A controversial examination of the internal Israeli debate over the Israeli-Palestinian conflict from a best-selling Israeli author.

Since the Six-Day War, Israelis have been entrenched in a national debate over whether to keep the land they conquered or to return some, if not all, of the territories to Palestinians. In a balanced and insightful analysis, Micah Goodman deftly sheds light on the ideas that have shaped Israelis' thinking on both sides of the debate, and among secular and religious Jews about the Israeli-Palestinian conflict.
Contrary to opinions that dominate the discussion, he shows that the paradox of Israeli political discourse is that both sides are right in what they affirm—and wrong in what they deny. Although he concludes that the conflict cannot be solved, Goodman is far from a pessimist and explores how instead it can be reduced in scope and danger through limited, practical steps.

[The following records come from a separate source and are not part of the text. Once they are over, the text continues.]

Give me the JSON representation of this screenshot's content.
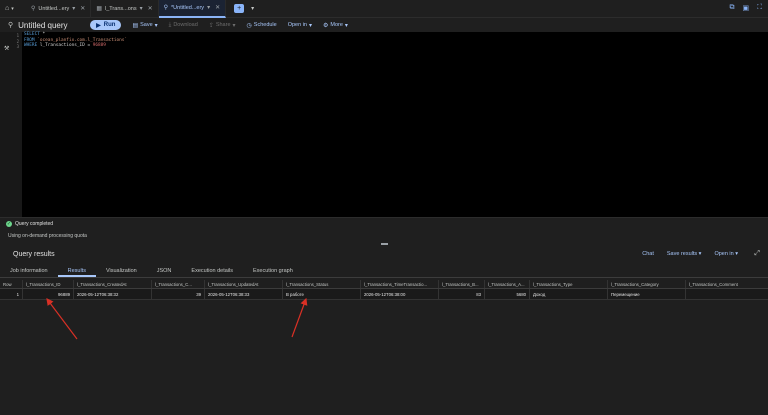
{
  "tabbar": {
    "tabs": [
      {
        "label": "Untitled...ery",
        "active": false
      },
      {
        "label": "l_Trans...ons",
        "active": false
      },
      {
        "label": "*Untitled...ery",
        "active": true
      }
    ]
  },
  "toolbar": {
    "title": "Untitled query",
    "run": "Run",
    "save": "Save",
    "download": "Download",
    "share": "Share",
    "schedule": "Schedule",
    "open_in": "Open in",
    "more": "More"
  },
  "editor": {
    "line_numbers": [
      "1",
      "2",
      "3"
    ],
    "line1_kw": "SELECT",
    "line1_rest": " *",
    "line2_kw": "FROM",
    "line2_str": " `ocean_planfix.com.l_Transactions`",
    "line3_kw": "WHERE",
    "line3_mid": " l_Transactions_ID = ",
    "line3_num": "96889"
  },
  "status": {
    "completed": "Query completed",
    "quota": "Using on-demand processing quota"
  },
  "results": {
    "title": "Query results",
    "chat": "Chat",
    "save_results": "Save results",
    "open_in": "Open in",
    "tabs": [
      "Job information",
      "Results",
      "Visualization",
      "JSON",
      "Execution details",
      "Execution graph"
    ],
    "columns": [
      "Row",
      "l_Transactions_ID",
      "l_Transactions_CreatedAt",
      "l_Transactions_C...",
      "l_Transactions_UpdatedAt",
      "l_Transactions_Status",
      "l_Transactions_TimeTransactio...",
      "l_Transactions_B...",
      "l_Transactions_A...",
      "l_Transactions_Type",
      "l_Transactions_Category",
      "l_Transactions_Comment"
    ],
    "row": [
      "1",
      "96889",
      "2026-05-12T06:38:32",
      "39",
      "2026-05-12T06:38:33",
      "В работе",
      "2026-05-12T06:38:00",
      "83",
      "5680",
      "Доход",
      "Перемещение",
      ""
    ]
  },
  "colors": {
    "accent": "#a8c7fa",
    "run_button": "#a8c7fa",
    "success": "#6dd58c",
    "arrow": "#d93025"
  }
}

Through philosophical critique and political analysis, Goodman builds a creative, compelling case for pragmatism in a dispute where a comprehensive solution seems impossible.

About the Author(s)/Editor(s)/Translator(s): 

Micah Goodman is President of Beit Midrash Yisraeli-Ein Prat. He is Senior Fellow at the Shalom Hartman Institute in Jerusalem, and the author of four best-selling books in Israel including Maimonides and the Book That Changed Judaism.